2,6-lutidine (1) is used as starting material, and its treatment with β-bromo-propionaldehyde dimethyl acetal in ether produces a monolithium derivative. In the presence of 2,6-lutidine in excess, the monolithium derivative becomes an acetal (2). Treatment of the acetal with phenyl-lithium and then adding an ethereal solution of acetonitrile produces the crude ketone (3), followed by immediate transformation into the diacetal (4). Using sodium-isoamyl alcohol, the diacetal can be reduced to give the cis piperidine (5). The trans-isomer of the cis piperidine can be isolated and hydrolyzed using aqueous hydrochloric acid to yield the ketol (6). The ketol can then be cyclized with the use of acetic acid and pyrrolidine in refluxing tetrahydrofuran which gives a mixture of ketones. Separation of structure 7 from the mixture and then treatment with methyllithium in ether to produce a carbinol (8).
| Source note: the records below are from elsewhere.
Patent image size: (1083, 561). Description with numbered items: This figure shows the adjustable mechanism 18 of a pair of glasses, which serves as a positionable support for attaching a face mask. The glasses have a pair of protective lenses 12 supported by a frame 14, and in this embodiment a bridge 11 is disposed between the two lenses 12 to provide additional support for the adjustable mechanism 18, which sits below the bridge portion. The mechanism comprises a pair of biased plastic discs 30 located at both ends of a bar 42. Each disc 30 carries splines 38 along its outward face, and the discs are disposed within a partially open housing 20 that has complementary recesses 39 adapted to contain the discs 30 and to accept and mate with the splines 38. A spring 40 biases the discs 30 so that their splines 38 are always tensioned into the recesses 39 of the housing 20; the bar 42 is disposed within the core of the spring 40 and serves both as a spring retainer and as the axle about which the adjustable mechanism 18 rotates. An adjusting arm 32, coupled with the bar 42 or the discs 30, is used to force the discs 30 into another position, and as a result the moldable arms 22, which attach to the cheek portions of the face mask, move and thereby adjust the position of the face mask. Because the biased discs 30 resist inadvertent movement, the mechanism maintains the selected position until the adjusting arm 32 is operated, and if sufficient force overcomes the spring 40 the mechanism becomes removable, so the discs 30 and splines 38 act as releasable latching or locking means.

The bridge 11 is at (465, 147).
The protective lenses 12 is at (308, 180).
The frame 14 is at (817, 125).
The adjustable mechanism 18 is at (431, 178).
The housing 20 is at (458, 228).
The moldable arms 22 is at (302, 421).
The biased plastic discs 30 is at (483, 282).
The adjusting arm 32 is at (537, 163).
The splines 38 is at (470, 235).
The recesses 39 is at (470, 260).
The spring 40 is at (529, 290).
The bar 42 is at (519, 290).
Dehydrating the carbinol with thionyl chloride in methylene chloride gives olefin which can be hydrogenated to produce precoccinelline.

== Mechanism of action ==

Precoccinelline is an alkaloid which acts as an inhibitor of nicotinic acetylcholine receptors (nAChRs). It binds to an allosteric site on nAChRs― a site separate from the ACh recognition site. Of the secreted ladybird alkaloids, precoccinelline was the most potent inhibitor, acting via a non-competitive mechanism.

Targeting nAChRs has several implications including developing insecticides and modulating drug dependence relating to the reward pathway in the brain.